Biasanya, siswa sekolah ini berasal dari berbagai negara dengan membawa budaya yang berbeda-beda. "Perbedaan ini justru memperkaya materi pendidikan di sekolah dan pengalaman para siswa. Mereka harus menyadari bahwa memang berbeda, tapi itu harus diterima dengan baik. Siswa yang beragama Islam, misalnya, diberi kesempatan salat Jumat, siswa beragama lain juga diberi kesempatan beribadah," ujar Arpita yang berpendapat pendidikan multikultural sebaiknya dimulai sejak anak masih dikandung ibunya.

Untuk bisa menerima budaya satu sama lain, siswa juga mempelajari sejarah dan budaya negara teman-teman sekelasnya dengan cara yang menyenangkan. Di samping pelajaran utama, karena berada di Indonesia, siswa diberi pelajaran tentang Indonesia, mulai dari sejarah, pemerintahan, dan sebagainya. Selain itu, sekolah seringkali mengadakan acara-acara yang bertujuan lebih mengenalkan budaya para siswanya sepanjang tahun.

Di JIMS, misalnya, ada acara UN Day, di mana 15 kelas yang ada mulai dari tingkat toddler sampai SMA, masing-masing disulap jadi satu booth. Di setiap booth, para orangtua siswa yang berasal dari satu negara tertentu akan menggelar beragam acara menarik. Misalnya, booth Jepang diisi oleh para ibu dari Jepang yang mengenakan yukata sambil mengajari cara membuat sushi. Rombongan para siswa yang masing-masing mengenakan pakaian adatnya akan mendatangi dari satu booth ke booth lain untuk mempelajari beragam budaya yang digelar.

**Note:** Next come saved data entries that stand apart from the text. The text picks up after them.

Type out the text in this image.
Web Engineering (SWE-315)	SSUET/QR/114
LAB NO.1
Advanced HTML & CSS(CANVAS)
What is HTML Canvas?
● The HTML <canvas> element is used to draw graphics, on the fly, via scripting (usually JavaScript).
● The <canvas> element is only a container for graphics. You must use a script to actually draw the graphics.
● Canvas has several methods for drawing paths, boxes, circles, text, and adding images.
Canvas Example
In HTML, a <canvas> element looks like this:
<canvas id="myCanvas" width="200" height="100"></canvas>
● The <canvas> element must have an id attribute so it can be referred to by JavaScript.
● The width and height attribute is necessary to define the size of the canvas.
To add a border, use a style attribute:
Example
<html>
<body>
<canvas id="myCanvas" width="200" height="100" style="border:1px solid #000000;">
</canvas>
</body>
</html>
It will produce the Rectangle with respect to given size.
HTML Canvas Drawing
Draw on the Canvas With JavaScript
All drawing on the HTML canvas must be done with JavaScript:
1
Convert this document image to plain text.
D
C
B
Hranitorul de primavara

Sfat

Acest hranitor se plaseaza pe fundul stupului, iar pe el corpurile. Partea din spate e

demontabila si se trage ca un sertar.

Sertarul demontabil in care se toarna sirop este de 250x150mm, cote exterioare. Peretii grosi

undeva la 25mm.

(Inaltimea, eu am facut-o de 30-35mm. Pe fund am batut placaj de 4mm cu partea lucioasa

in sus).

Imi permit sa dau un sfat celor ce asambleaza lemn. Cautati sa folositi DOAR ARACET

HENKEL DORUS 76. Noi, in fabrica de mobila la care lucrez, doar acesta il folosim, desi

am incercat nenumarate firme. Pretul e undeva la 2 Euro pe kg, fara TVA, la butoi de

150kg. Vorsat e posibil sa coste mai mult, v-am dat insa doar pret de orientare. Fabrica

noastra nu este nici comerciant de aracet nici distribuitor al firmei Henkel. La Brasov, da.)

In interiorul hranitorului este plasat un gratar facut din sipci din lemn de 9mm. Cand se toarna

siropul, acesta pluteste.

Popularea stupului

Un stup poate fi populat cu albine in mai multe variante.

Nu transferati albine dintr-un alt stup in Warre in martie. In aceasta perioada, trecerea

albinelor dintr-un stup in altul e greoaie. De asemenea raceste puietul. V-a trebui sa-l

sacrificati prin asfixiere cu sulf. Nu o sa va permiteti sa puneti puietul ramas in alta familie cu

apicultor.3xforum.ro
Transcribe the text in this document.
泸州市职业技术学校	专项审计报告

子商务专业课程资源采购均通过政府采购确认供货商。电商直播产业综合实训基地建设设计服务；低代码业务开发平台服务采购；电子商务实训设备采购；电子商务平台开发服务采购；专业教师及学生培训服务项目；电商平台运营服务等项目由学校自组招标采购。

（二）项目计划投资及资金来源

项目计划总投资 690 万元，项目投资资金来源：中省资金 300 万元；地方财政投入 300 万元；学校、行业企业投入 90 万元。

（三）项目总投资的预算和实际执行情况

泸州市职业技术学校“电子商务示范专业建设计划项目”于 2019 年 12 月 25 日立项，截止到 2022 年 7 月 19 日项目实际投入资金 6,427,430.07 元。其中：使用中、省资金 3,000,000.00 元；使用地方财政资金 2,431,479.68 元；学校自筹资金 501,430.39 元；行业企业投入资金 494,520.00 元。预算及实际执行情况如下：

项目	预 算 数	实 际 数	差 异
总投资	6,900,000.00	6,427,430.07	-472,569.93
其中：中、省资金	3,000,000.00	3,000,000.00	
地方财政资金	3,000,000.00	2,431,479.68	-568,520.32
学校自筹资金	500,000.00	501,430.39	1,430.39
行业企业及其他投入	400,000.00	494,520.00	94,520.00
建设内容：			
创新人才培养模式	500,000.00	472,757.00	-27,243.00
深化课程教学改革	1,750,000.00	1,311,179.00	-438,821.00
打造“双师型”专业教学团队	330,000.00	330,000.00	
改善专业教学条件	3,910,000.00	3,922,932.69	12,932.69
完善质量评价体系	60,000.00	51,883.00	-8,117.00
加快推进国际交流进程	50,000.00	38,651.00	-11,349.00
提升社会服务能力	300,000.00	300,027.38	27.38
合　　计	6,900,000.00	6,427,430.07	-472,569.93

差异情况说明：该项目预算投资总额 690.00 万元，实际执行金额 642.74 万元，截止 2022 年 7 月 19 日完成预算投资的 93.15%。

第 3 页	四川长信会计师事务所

Dengan dibekali pendidikan bertoleransi yang tinggi, siswa bisa menerima hal baru atau berbeda dengan mudah karena pola pikir mereka lebih terbuka. Mereka juga mudah hidup dan beradaptasi dengan baik dengan budaya mana pun di dunia. Sehingga, ketika mereka pindah tempat tinggal ke negara lain, budaya yang berlaku di negara baru bisa diterimanya dengan mudah. Tak heran, ketika kelas mendapat siswa baru, para siswa menyambut dengan semangat dan tak sabar untuk mengetahui budayanya.